Moreover, for all his talk of battle, Smuts’s aim was to manoeuvre rather than to fight. Lettow’s avoidance of a decisive engagement throughout 1916 can be attributed to Smuts’s supply difficulties, the consequent loss of operational flexibility, and the German desire to avoid fighting in order to preserve lives and ammunition. But it can also be seen in the context of Smuts’s political preoccupations. By the end of 1916 the conduct of the campaign would be the focus of public outcry in South Africa. Smuts was constantly reminded from Pretoria of the difficulties of raising men; he dreaded returning to the Union dubbed a butcher.215 The fighting in South-West Africa suggested that indeed wars could be won by sweat rather than by blood, by mobility rather than by hard fighting. Neglecting or even abandoning lines of communication had been made possible by the speed of envelopments conducted by mounted troops. And so Smu
ts planned a sequence of envelopment battles, where success eluded him because of Lettow’s refusal to fight. In reality, East Africa was—particularly thanks to the tsetse fly—not appropriate for mounted troops. His flank attacks, partly no doubt because of his supply problems, never extended sufficiently far to master German communications. Instead, he would probe towards the German wing without fixing the enemy frontally, so dispersing his troops and enabling the numerically inferior Germans to use the bush to break the battle up into a series of isolated fire-fights. Forced to deploy on ground of Lettow’s choosing, Smuts would have to wait for the arrival of heavier weaponry; no attempt would be made to retain contact as night fell. Thus Lettow could escape because he had never been gripped.216
Plans for the initial attack east and west of Kilimanjaro had already been drawn up when Smuts arrived. The main German concentration was in the sector bounded by Salaita-Moshi-Kahe. Lettow had left only weak forces west of Kilimanjaro. His main concern was for his line of retreat down the northern railway, and he therefore watched with anxiety the Ngulu Gap through the Pare Mountains, opposite Lembeni. The original British intention was to launch their mounted troops not here but west of Kilimanjaro, past Longido, on to Moshi, in order to cut off the Germans protecting Taveta.

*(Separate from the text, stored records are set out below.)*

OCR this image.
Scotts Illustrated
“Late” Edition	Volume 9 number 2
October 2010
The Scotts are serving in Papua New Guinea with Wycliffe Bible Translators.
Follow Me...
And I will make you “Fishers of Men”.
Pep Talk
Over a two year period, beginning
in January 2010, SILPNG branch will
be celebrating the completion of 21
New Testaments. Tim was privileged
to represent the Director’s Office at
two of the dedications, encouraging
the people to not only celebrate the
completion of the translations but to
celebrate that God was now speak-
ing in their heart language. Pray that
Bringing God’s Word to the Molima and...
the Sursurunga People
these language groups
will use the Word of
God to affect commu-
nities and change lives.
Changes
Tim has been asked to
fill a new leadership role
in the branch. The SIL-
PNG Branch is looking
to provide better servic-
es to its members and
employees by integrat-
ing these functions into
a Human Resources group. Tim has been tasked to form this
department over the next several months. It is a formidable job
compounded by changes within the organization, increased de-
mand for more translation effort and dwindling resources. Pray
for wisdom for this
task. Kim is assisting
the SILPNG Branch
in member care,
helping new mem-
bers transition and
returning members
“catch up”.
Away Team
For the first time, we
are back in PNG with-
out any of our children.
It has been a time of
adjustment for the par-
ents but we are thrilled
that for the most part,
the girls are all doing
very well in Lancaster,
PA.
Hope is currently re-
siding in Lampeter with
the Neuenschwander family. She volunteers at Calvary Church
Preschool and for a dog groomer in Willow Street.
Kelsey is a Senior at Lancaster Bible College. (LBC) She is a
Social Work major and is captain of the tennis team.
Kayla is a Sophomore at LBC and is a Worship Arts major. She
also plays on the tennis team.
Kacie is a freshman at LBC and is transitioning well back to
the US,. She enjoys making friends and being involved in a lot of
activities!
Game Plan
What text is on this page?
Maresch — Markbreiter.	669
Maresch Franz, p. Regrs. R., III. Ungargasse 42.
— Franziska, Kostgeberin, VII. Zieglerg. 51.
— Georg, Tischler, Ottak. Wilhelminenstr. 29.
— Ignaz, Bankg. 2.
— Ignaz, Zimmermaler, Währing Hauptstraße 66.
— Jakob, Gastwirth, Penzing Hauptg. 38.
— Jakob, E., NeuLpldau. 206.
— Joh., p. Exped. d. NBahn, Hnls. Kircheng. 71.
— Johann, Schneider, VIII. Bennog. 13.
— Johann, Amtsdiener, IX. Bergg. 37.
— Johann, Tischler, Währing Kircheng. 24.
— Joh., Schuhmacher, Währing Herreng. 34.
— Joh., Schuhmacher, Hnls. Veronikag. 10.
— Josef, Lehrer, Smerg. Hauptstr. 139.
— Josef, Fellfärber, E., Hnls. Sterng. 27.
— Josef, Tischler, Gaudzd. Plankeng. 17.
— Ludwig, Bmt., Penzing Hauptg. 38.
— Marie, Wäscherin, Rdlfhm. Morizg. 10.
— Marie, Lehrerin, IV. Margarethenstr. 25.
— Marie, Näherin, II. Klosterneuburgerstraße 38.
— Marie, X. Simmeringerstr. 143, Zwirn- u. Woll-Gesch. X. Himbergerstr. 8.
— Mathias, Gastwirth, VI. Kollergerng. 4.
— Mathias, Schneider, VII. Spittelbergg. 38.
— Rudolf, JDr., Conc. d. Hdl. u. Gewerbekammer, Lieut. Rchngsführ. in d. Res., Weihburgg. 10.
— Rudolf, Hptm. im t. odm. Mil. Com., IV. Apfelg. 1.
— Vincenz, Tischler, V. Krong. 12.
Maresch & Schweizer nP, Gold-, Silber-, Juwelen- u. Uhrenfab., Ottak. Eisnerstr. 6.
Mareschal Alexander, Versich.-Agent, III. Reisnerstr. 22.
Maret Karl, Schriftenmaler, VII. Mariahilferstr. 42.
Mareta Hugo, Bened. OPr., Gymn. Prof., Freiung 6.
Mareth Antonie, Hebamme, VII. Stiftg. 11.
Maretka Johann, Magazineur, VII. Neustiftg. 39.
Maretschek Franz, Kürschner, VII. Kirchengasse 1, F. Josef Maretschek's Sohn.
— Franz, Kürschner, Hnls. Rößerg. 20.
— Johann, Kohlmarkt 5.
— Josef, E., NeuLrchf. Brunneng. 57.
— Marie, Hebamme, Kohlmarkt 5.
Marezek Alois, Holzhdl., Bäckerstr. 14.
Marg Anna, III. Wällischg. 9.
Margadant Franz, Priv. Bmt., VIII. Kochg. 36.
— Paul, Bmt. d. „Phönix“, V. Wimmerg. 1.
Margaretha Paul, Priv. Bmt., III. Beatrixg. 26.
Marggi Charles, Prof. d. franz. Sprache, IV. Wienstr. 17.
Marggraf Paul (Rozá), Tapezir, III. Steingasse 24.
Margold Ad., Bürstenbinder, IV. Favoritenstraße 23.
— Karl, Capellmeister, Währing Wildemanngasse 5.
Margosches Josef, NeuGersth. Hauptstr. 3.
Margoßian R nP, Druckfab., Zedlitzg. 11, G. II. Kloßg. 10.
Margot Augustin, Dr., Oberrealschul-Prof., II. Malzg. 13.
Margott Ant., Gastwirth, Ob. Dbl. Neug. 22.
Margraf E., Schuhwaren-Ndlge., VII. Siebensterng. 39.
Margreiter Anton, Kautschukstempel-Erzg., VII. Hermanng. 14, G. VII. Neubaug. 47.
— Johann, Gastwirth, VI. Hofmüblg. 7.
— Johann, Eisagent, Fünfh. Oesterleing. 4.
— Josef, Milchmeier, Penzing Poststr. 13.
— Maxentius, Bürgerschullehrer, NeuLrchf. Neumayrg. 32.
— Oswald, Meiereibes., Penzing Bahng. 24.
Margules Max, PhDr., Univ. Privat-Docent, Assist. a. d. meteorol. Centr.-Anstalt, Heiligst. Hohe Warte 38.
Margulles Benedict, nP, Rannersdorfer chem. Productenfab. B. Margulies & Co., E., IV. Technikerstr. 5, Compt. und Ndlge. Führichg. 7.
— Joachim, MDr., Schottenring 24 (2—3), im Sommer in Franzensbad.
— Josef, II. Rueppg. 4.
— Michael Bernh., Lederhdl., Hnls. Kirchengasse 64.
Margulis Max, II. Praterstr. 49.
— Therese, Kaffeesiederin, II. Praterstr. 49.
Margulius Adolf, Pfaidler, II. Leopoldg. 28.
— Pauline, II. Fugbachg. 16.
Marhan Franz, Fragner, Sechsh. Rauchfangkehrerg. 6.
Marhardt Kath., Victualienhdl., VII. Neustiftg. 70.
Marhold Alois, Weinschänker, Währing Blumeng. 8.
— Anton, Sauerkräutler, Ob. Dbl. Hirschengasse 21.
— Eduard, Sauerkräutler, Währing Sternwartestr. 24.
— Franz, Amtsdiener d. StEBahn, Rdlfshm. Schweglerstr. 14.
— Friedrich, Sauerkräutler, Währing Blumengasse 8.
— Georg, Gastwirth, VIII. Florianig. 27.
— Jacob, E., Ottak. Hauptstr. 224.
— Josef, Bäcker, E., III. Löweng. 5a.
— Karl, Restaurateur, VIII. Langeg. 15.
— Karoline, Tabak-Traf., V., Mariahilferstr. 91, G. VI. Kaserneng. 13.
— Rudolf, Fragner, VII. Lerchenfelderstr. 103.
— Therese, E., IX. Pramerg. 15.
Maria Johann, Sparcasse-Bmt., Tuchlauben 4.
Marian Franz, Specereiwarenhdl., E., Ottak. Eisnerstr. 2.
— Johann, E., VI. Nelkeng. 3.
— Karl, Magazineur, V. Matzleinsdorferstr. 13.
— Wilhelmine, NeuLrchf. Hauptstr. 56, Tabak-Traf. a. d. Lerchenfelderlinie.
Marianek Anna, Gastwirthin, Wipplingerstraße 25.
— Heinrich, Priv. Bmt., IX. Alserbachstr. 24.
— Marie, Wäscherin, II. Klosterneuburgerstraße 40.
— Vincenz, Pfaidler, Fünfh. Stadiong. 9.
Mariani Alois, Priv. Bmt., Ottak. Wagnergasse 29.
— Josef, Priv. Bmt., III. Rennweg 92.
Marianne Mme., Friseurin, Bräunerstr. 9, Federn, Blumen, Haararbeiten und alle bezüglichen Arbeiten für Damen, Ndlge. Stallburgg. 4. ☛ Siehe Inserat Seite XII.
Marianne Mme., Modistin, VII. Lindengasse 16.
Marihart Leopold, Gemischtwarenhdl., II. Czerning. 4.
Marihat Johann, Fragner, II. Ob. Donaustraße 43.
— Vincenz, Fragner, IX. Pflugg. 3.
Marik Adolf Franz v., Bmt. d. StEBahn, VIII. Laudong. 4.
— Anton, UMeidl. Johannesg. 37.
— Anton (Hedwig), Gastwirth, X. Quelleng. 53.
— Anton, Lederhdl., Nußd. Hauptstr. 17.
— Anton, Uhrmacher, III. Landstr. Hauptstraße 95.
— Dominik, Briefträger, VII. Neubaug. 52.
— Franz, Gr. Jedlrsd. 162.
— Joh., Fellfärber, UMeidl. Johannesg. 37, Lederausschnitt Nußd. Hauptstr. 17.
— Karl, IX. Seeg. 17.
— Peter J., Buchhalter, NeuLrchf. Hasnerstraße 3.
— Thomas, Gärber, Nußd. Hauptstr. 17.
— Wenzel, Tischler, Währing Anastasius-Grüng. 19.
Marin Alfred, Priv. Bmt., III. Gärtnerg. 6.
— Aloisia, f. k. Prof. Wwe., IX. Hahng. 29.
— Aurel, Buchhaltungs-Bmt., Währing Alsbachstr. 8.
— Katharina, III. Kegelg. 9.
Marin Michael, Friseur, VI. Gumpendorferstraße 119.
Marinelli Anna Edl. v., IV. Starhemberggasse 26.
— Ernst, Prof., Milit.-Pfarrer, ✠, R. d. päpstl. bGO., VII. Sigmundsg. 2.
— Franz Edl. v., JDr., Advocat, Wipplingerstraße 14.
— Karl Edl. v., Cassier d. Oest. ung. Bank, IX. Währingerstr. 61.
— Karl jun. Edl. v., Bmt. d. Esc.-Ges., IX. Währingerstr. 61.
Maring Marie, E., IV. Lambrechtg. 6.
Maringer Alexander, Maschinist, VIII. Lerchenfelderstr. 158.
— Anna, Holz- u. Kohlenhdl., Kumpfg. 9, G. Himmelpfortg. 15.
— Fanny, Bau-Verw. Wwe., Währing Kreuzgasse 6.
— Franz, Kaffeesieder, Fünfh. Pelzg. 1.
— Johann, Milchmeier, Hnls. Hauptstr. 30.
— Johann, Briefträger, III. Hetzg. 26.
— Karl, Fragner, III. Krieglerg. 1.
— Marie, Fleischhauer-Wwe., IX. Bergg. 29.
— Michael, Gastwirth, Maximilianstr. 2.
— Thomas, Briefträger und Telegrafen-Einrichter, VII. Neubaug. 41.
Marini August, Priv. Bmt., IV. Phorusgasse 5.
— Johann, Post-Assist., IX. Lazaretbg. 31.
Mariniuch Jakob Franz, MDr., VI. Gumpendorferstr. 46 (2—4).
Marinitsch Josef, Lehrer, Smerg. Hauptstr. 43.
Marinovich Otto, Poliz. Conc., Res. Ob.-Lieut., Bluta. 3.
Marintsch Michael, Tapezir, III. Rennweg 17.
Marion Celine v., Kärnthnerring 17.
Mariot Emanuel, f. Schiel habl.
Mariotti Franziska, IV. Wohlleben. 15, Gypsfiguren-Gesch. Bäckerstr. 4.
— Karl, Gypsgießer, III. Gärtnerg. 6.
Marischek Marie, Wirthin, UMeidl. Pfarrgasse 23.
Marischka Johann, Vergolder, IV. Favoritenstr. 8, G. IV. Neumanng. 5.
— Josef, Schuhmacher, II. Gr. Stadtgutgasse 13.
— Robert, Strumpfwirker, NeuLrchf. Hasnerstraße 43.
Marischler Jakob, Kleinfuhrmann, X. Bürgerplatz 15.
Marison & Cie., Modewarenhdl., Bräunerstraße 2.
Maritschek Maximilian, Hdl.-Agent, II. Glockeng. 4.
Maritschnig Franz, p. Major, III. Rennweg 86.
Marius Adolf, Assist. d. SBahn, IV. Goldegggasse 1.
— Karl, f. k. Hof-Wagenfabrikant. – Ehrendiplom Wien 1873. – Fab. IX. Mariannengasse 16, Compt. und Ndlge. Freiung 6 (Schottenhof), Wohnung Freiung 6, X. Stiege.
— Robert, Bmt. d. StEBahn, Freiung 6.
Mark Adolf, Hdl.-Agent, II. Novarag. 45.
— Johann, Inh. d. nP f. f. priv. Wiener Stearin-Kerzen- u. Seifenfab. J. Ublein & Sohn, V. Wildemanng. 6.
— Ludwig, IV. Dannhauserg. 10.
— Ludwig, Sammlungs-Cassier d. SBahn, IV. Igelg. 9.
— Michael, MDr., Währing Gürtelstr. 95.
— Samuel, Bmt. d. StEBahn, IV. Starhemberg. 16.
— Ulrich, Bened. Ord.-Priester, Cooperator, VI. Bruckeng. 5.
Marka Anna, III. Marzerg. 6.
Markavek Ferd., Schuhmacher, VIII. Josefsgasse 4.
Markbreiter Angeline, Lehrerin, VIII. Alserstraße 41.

Smuts amended this plan. He recognized the strength of the German defences at Salaita, but calculated that Lettow had too few troops for his area of concentration. He therefore brought the major thrust east of Kilimanjaro, directed not at Salaita itself but in a flanking move to its north. On the night of 7/8 March the South African brigades under Deventer marched on Chala, north of Salaita, and on the morning of the 8th the 2nd division moved into positions in front of Salaita. Despite the British patrols sent towards the Ngulu Gap, Lettow realized the true direction of the advance only on the 8th. When the 2nd division launched its attack on Salaita on 9 March it found the German trenches untenanted.